Honoring our mothers and fathers: from the first days of its organization in Detroit, the United Jewish Charities carried on the work of caring for the community’s most vulnerable and frail citizens.
From its humblest beginnings to the beautiful residences and vast array of services and programs for older adults, our community can be proud of the quality of care and resources that exist under the umbrella of today’s Jewish Senior Life.
The year was 1907
At a meeting of the UJC, members raised $69 and incorporated the “Jewish Old Folks Home” for the purpose of providing care for the aged in a kosher environment.

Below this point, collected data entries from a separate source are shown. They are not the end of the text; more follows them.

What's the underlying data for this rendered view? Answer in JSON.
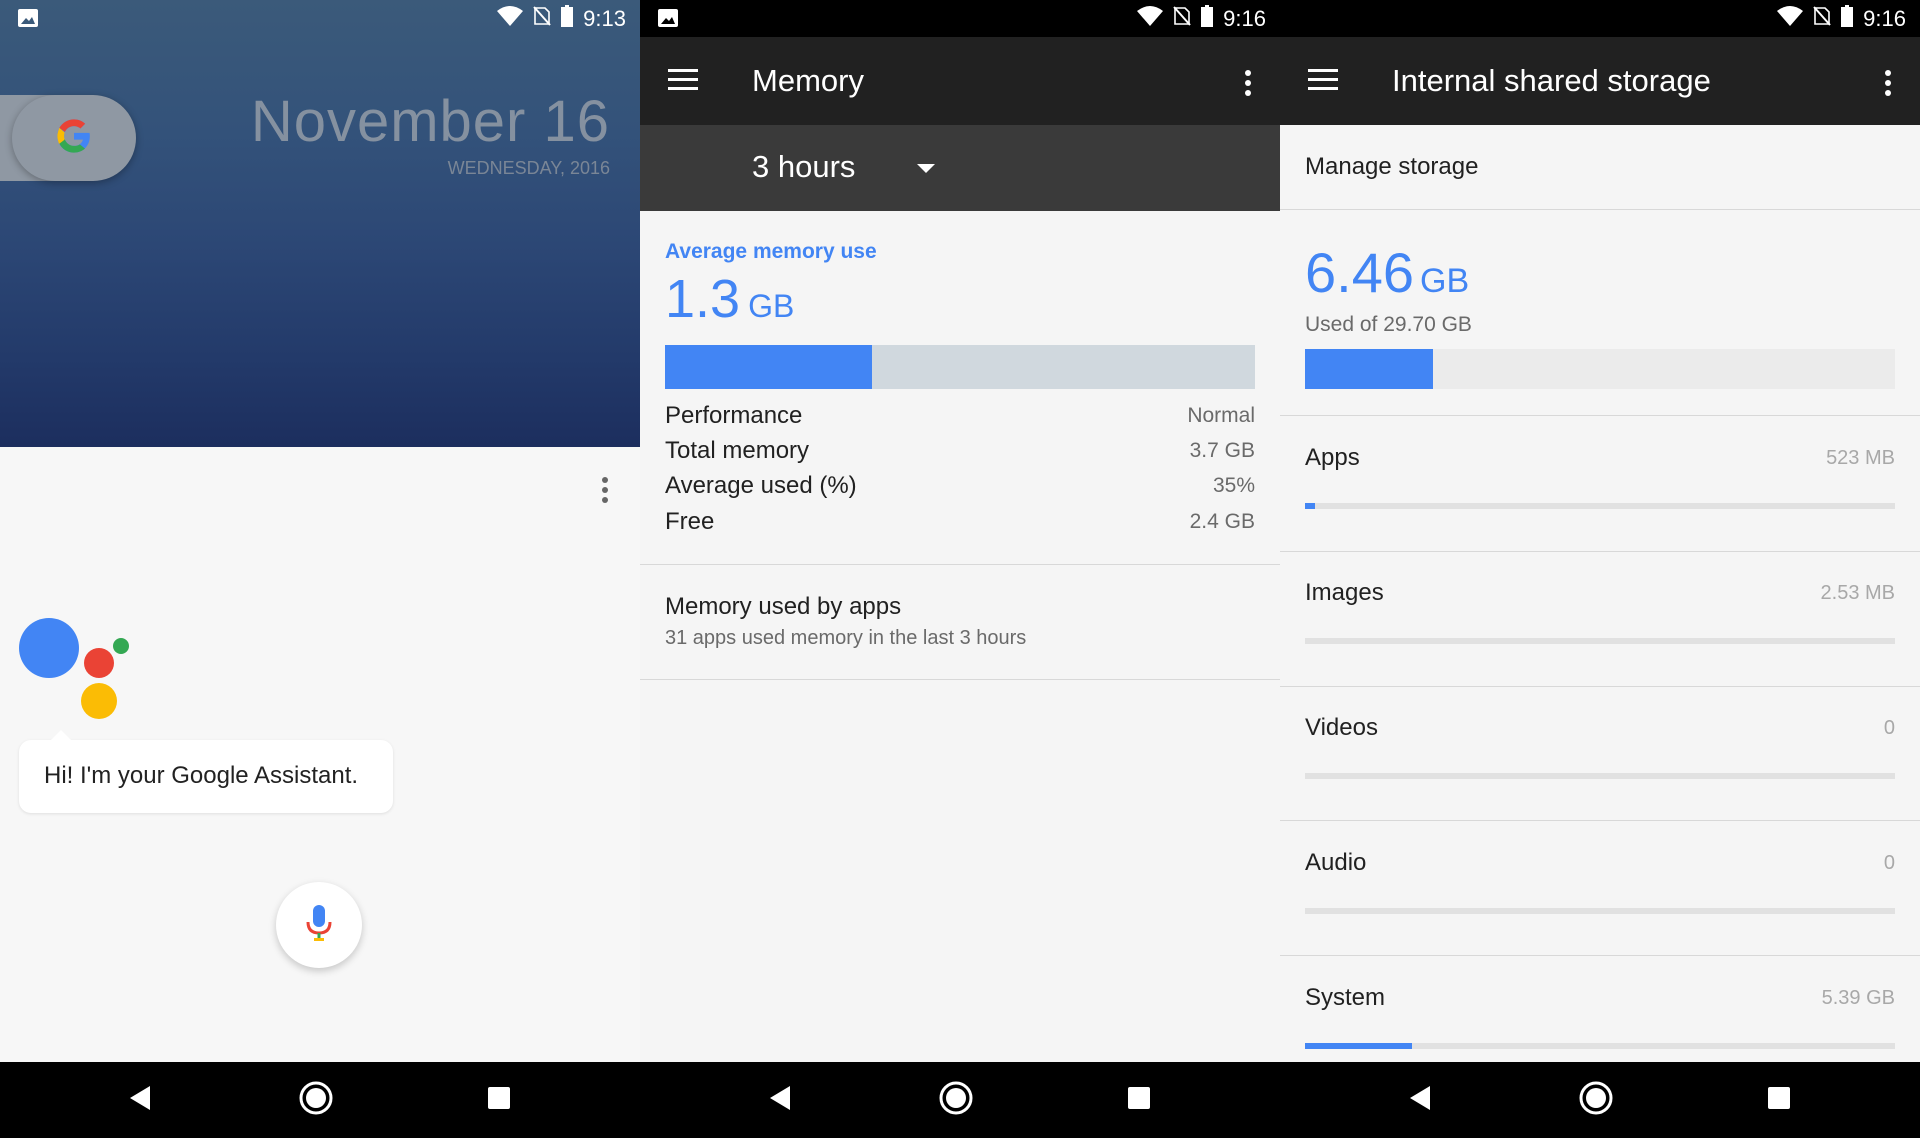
{
  "panel1": {
    "time": "9:13",
    "date": "November 16",
    "weekday": "WEDNESDAY, 2016",
    "assistant_greeting": "Hi! I'm your Google Assistant."
  },
  "panel2": {
    "time": "9:16",
    "title": "Memory",
    "period": "3 hours",
    "section_title": "Average memory use",
    "avg_value": "1.3",
    "avg_unit": "GB",
    "usage_fraction": 0.35,
    "stats": [
      {
        "label": "Performance",
        "value": "Normal"
      },
      {
        "label": "Total memory",
        "value": "3.7 GB"
      },
      {
        "label": "Average used (%)",
        "value": "35%"
      },
      {
        "label": "Free",
        "value": "2.4 GB"
      }
    ],
    "apps_title": "Memory used by apps",
    "apps_subtitle": "31 apps used memory in the last 3 hours"
  },
  "panel3": {
    "time": "9:16",
    "title": "Internal shared storage",
    "manage": "Manage storage",
    "used_value": "6.46",
    "used_unit": "GB",
    "used_of": "Used of 29.70 GB",
    "used_fraction": 0.2175,
    "categories": [
      {
        "label": "Apps",
        "size": "523 MB",
        "fraction": 0.0176
      },
      {
        "label": "Images",
        "size": "2.53 MB",
        "fraction": 0.0
      },
      {
        "label": "Videos",
        "size": "0",
        "fraction": 0.0
      },
      {
        "label": "Audio",
        "size": "0",
        "fraction": 0.0
      },
      {
        "label": "System",
        "size": "5.39 GB",
        "fraction": 0.1815
      }
    ]
  },
  "colors": {
    "accent": "#4285f4",
    "appbar": "#212121",
    "google_blue": "#4285f4",
    "google_red": "#ea4335",
    "google_yellow": "#fbbc05",
    "google_green": "#34a853"
  }
}
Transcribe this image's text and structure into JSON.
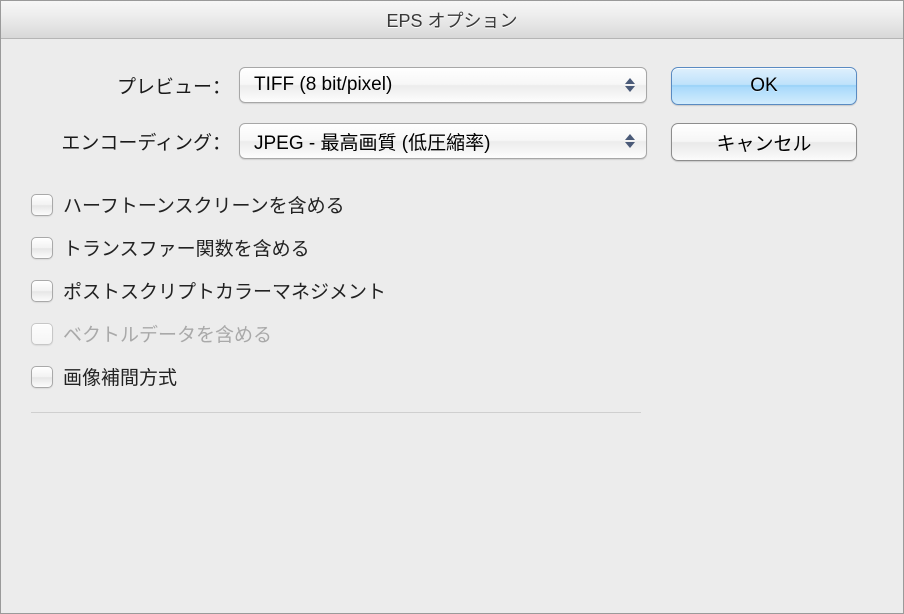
{
  "window": {
    "title": "EPS オプション"
  },
  "form": {
    "preview_label": "プレビュー：",
    "preview_value": "TIFF (8 bit/pixel)",
    "encoding_label": "エンコーディング：",
    "encoding_value": "JPEG - 最高画質 (低圧縮率)"
  },
  "checkboxes": {
    "halftone": {
      "label": "ハーフトーンスクリーンを含める",
      "checked": false,
      "enabled": true
    },
    "transfer": {
      "label": "トランスファー関数を含める",
      "checked": false,
      "enabled": true
    },
    "postscript_color": {
      "label": "ポストスクリプトカラーマネジメント",
      "checked": false,
      "enabled": true
    },
    "vector": {
      "label": "ベクトルデータを含める",
      "checked": false,
      "enabled": false
    },
    "interpolation": {
      "label": "画像補間方式",
      "checked": false,
      "enabled": true
    }
  },
  "buttons": {
    "ok": "OK",
    "cancel": "キャンセル"
  }
}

In 1908, the Jewish Old Folks Home Women’s Auxiliary was established; Mrs. J.L. Levitt served as its president for over 25 years. By 1910, $10,000 had been raised and a home on Brush and Winder was purchased. The Jewish Old Folks Home opened in 1912 and quickly filled to capacity. In 1915, a larger home at 318 Edmund Street was purchased. With capacity for 53 residents, The Edmund Place building served the Jewish community until 1937 when the state-of-the art new Jewish Home for the Aged was built on Petoskey in Detroit.
The year was 1945
The Jewish Children’s Home distributes its assets to the Jewish Home for the Aged. The Annex at the Petoskey Home is established for 23 ambulatory elderly residents.
The year was 1953
A new wing is approved, ultimately bringing the capacity at the Petoskey Home to 320.
The year was 1966
Borman Hall opened it doors to 50 residents, expanding services from the Petoskey Home for the Aged.
The year was 1992
As residents age in place, Fleischman Residence/Blumberg Plaza accommodates their needs with companions and adaptive equipment.
The year was 1997
Jewish Home for Aged gets a new name – Jewish Home & Aging Services – to reflect the new mission of providing outreach support services.